Clearly, for the first \ (I \) points, \ (S \ rightarrow P_i \) and \ (q_i \ rightarrow t \) only a minimum weight that is useful side, a rear side and not through the back flow can not be , so consider a time into the useful side to run spfa augmented .
So we get the theoretical complexity \ (O (knm) \) approach, which \ (k \) is the average number of spfa each point into the team, looks very capable too , then you find that you run a large data \ (5S \) , and then you looked at the number of times each point, he did not find a lot, people of conscience to the topic and no card spfa.
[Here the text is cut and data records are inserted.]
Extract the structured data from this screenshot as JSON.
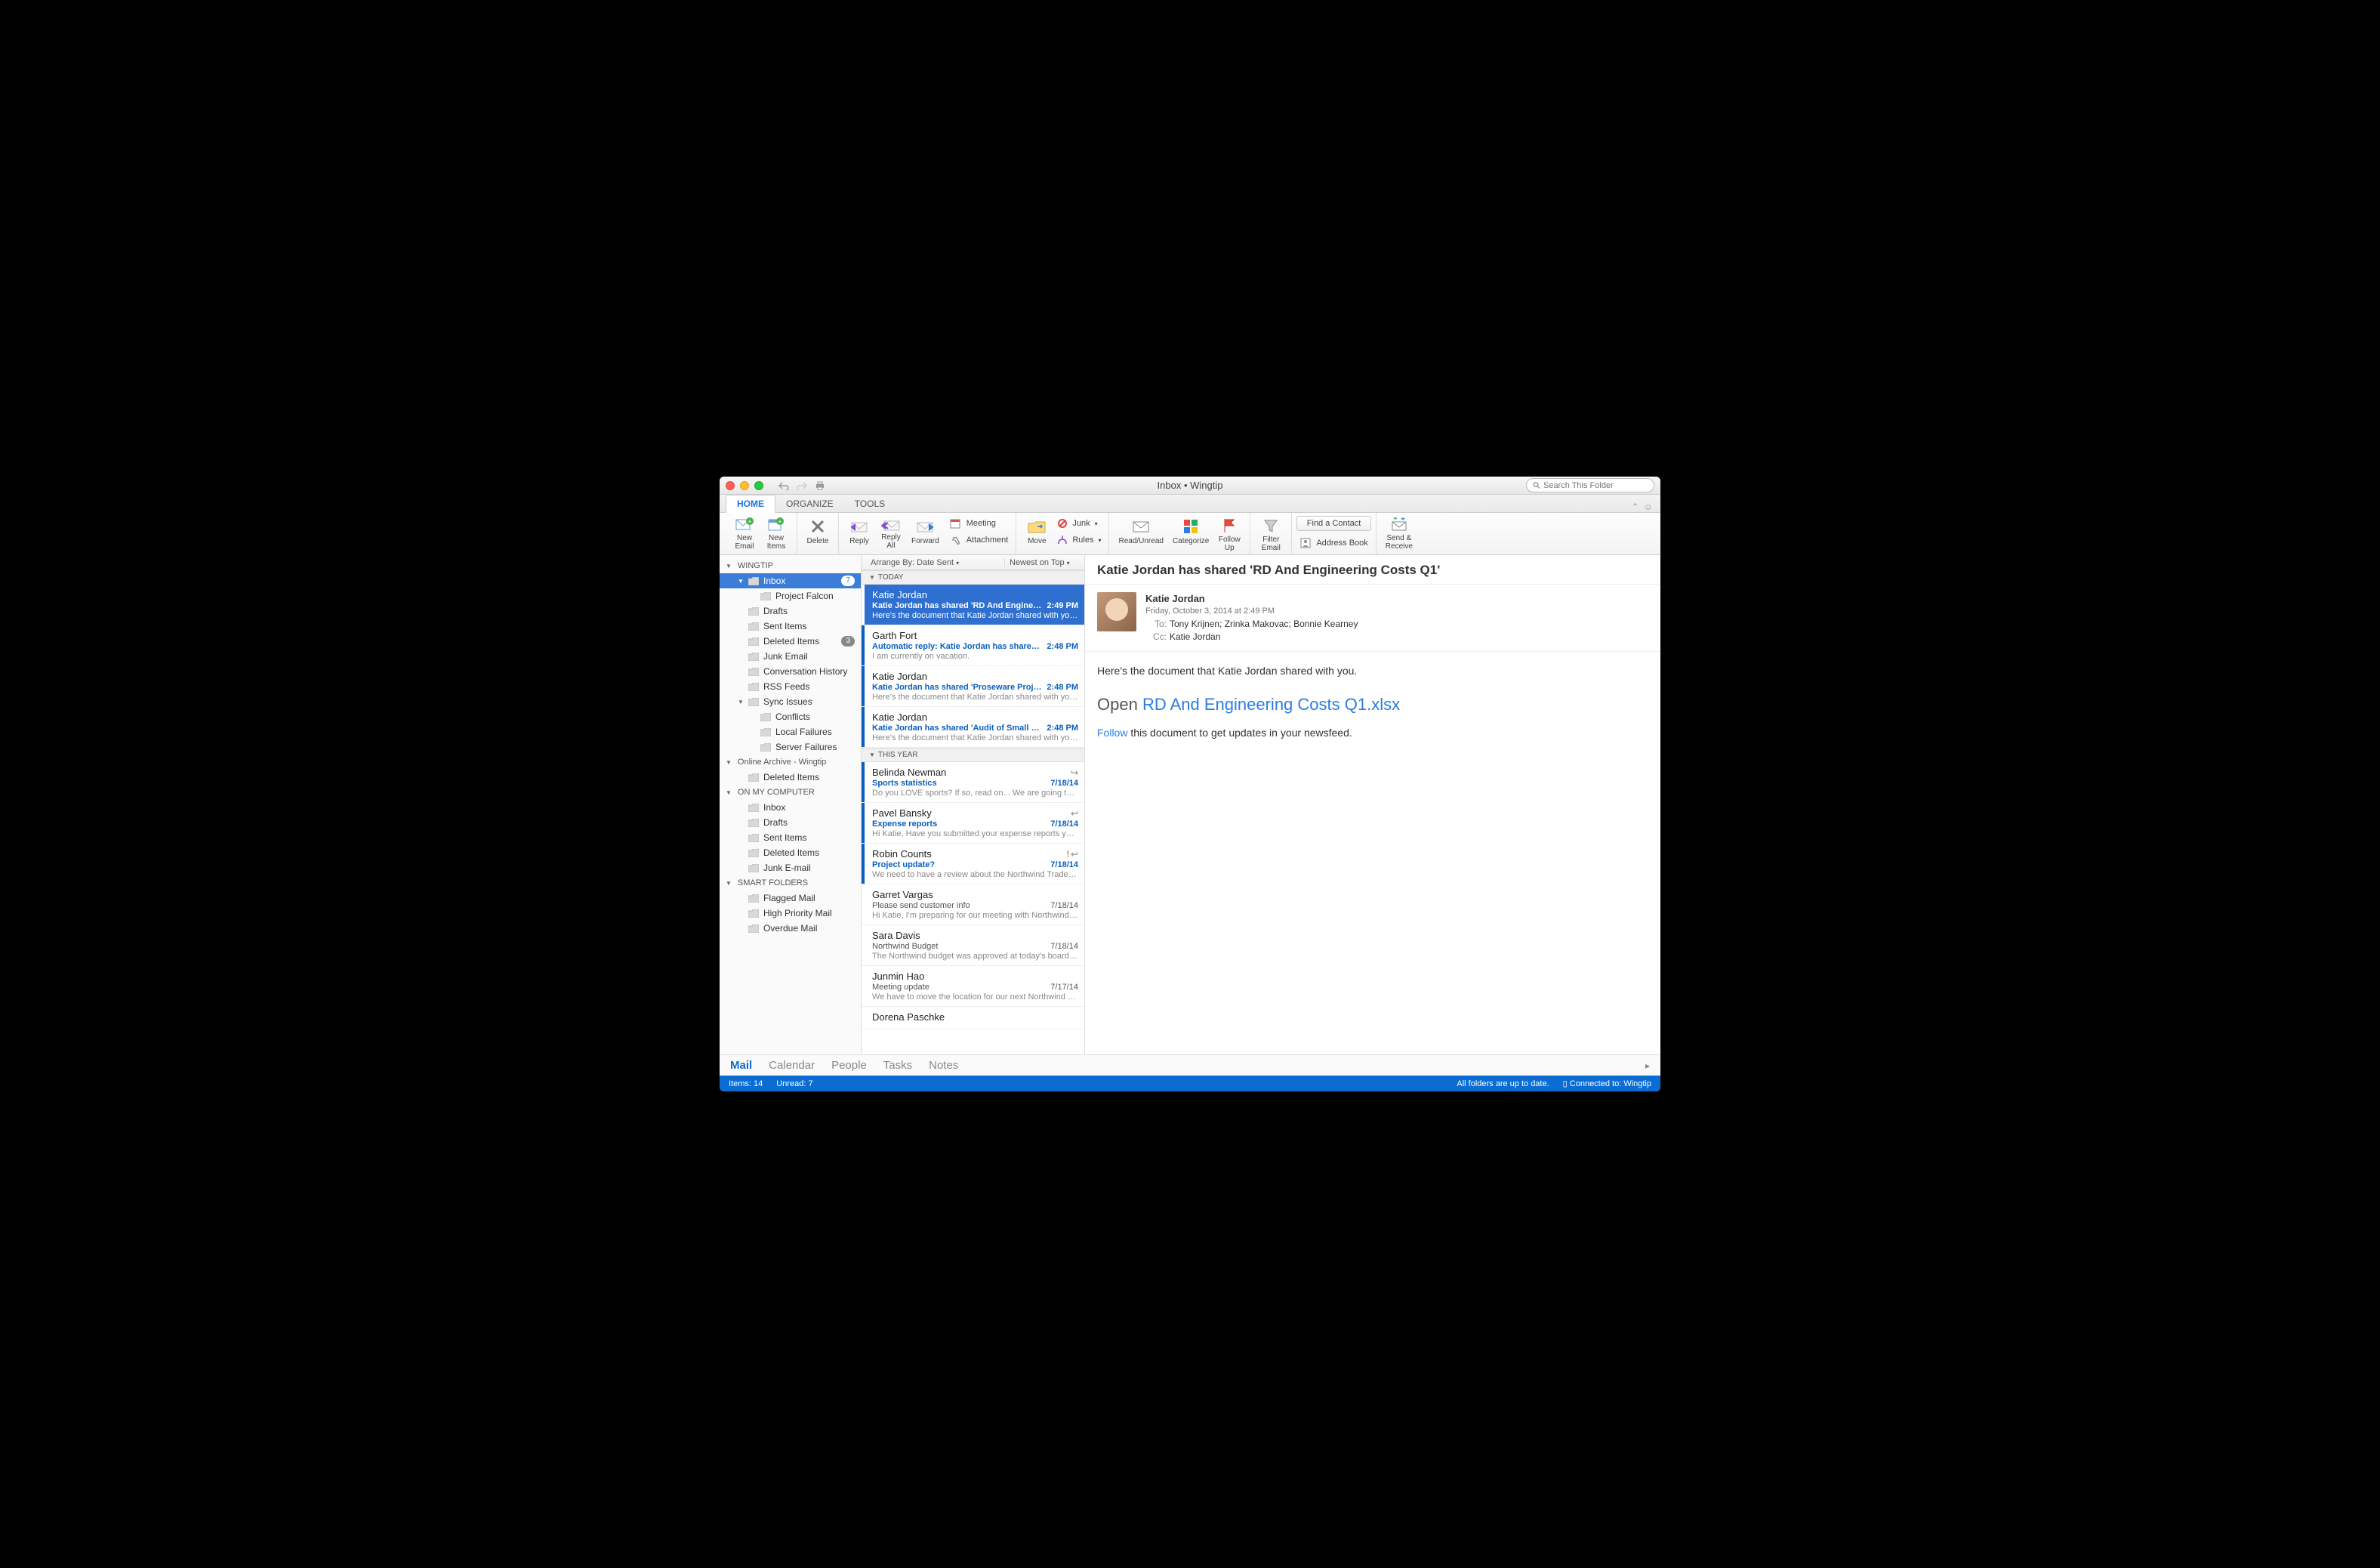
{
  "window": {
    "title": "Inbox • Wingtip"
  },
  "search": {
    "placeholder": "Search This Folder"
  },
  "ribbonTabs": {
    "home": "HOME",
    "organize": "ORGANIZE",
    "tools": "TOOLS"
  },
  "ribbon": {
    "newEmail": "New\nEmail",
    "newItems": "New\nItems",
    "delete": "Delete",
    "reply": "Reply",
    "replyAll": "Reply\nAll",
    "forward": "Forward",
    "meeting": "Meeting",
    "attachment": "Attachment",
    "move": "Move",
    "junk": "Junk",
    "rules": "Rules",
    "readUnread": "Read/Unread",
    "categorize": "Categorize",
    "followUp": "Follow\nUp",
    "filterEmail": "Filter\nEmail",
    "findContact": "Find a Contact",
    "addressBook": "Address Book",
    "sendReceive": "Send &\nReceive"
  },
  "sidebar": {
    "accounts": [
      {
        "name": "WINGTIP",
        "folders": [
          {
            "label": "Inbox",
            "selected": true,
            "badge": "7",
            "children": [
              {
                "label": "Project Falcon"
              }
            ]
          },
          {
            "label": "Drafts"
          },
          {
            "label": "Sent Items"
          },
          {
            "label": "Deleted Items",
            "badge": "3"
          },
          {
            "label": "Junk Email"
          },
          {
            "label": "Conversation History"
          },
          {
            "label": "RSS Feeds"
          },
          {
            "label": "Sync Issues",
            "children": [
              {
                "label": "Conflicts"
              },
              {
                "label": "Local Failures"
              },
              {
                "label": "Server Failures"
              }
            ]
          }
        ]
      },
      {
        "name": "Online Archive - Wingtip",
        "folders": [
          {
            "label": "Deleted Items"
          }
        ]
      },
      {
        "name": "ON MY COMPUTER",
        "folders": [
          {
            "label": "Inbox"
          },
          {
            "label": "Drafts"
          },
          {
            "label": "Sent Items"
          },
          {
            "label": "Deleted Items"
          },
          {
            "label": "Junk E-mail"
          }
        ]
      },
      {
        "name": "SMART FOLDERS",
        "folders": [
          {
            "label": "Flagged Mail"
          },
          {
            "label": "High Priority Mail"
          },
          {
            "label": "Overdue Mail"
          }
        ]
      }
    ]
  },
  "listHeader": {
    "arrange": "Arrange By: Date Sent",
    "sort": "Newest on Top"
  },
  "groups": [
    {
      "label": "TODAY",
      "messages": [
        {
          "sender": "Katie Jordan",
          "subject": "Katie Jordan has shared 'RD And Engineeri…",
          "time": "2:49 PM",
          "preview": "Here's the document that Katie Jordan shared with you…",
          "unread": true,
          "selected": true
        },
        {
          "sender": "Garth Fort",
          "subject": "Automatic reply: Katie Jordan has shared '…",
          "time": "2:48 PM",
          "preview": "I am currently on vacation.",
          "unread": true
        },
        {
          "sender": "Katie Jordan",
          "subject": "Katie Jordan has shared 'Proseware Projec…",
          "time": "2:48 PM",
          "preview": "Here's the document that Katie Jordan shared with you…",
          "unread": true
        },
        {
          "sender": "Katie Jordan",
          "subject": "Katie Jordan has shared 'Audit of Small Bu…",
          "time": "2:48 PM",
          "preview": "Here's the document that Katie Jordan shared with you…",
          "unread": true
        }
      ]
    },
    {
      "label": "THIS YEAR",
      "messages": [
        {
          "sender": "Belinda Newman",
          "subject": "Sports statistics",
          "time": "7/18/14",
          "preview": "Do you LOVE sports? If so, read on... We are going to…",
          "unread": true,
          "marks": [
            "forwarded"
          ]
        },
        {
          "sender": "Pavel Bansky",
          "subject": "Expense reports",
          "time": "7/18/14",
          "preview": "Hi Katie, Have you submitted your expense reports yet…",
          "unread": true,
          "marks": [
            "replied"
          ]
        },
        {
          "sender": "Robin Counts",
          "subject": "Project update?",
          "time": "7/18/14",
          "preview": "We need to have a review about the Northwind Traders…",
          "unread": true,
          "marks": [
            "important",
            "replied"
          ]
        },
        {
          "sender": "Garret Vargas",
          "subject": "Please send customer info",
          "time": "7/18/14",
          "preview": "Hi Katie, I'm preparing for our meeting with Northwind,…",
          "read": true
        },
        {
          "sender": "Sara Davis",
          "subject": "Northwind Budget",
          "time": "7/18/14",
          "preview": "The Northwind budget was approved at today's board…",
          "read": true
        },
        {
          "sender": "Junmin Hao",
          "subject": "Meeting update",
          "time": "7/17/14",
          "preview": "We have to move the location for our next Northwind Tr…",
          "read": true
        },
        {
          "sender": "Dorena Paschke",
          "subject": "",
          "time": "",
          "preview": "",
          "read": true
        }
      ]
    }
  ],
  "reading": {
    "subject": "Katie Jordan has shared 'RD And Engineering Costs Q1'",
    "from": "Katie Jordan",
    "date": "Friday, October 3, 2014 at 2:49 PM",
    "toLabel": "To:",
    "ccLabel": "Cc:",
    "to": "Tony Krijnen;   Zrinka Makovac;   Bonnie Kearney",
    "cc": "Katie Jordan",
    "body_line1": "Here's the document that Katie Jordan shared with you.",
    "open_prefix": "Open ",
    "open_link": "RD And Engineering Costs Q1.xlsx",
    "follow_link": "Follow",
    "follow_suffix": " this document to get updates in your newsfeed."
  },
  "modules": {
    "mail": "Mail",
    "calendar": "Calendar",
    "people": "People",
    "tasks": "Tasks",
    "notes": "Notes"
  },
  "status": {
    "items": "Items: 14",
    "unread": "Unread: 7",
    "sync": "All folders are up to date.",
    "connected": "Connected to: Wingtip"
  }
}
So you try to wave the card often, the card to the \ (1.5s \) after discovering card does not move.
The main reason is that the card does not move, this constant practice too much, my card technology often not enough to put his card in the past.
Consider a better approach, a positive recording down (from \ (I \) come \ (I. 1 + \) ), and the number of back flow can go backwards, and then by reverse each respective sweep over the way to find the shortest path be augmented to being a sweep, for example, which would be the most recent recording can reach the nearest point of the current students, and then the current courier match point, each update from the current point of closest distance students.
So we got a complexity is really \ (O (nm) \) approach.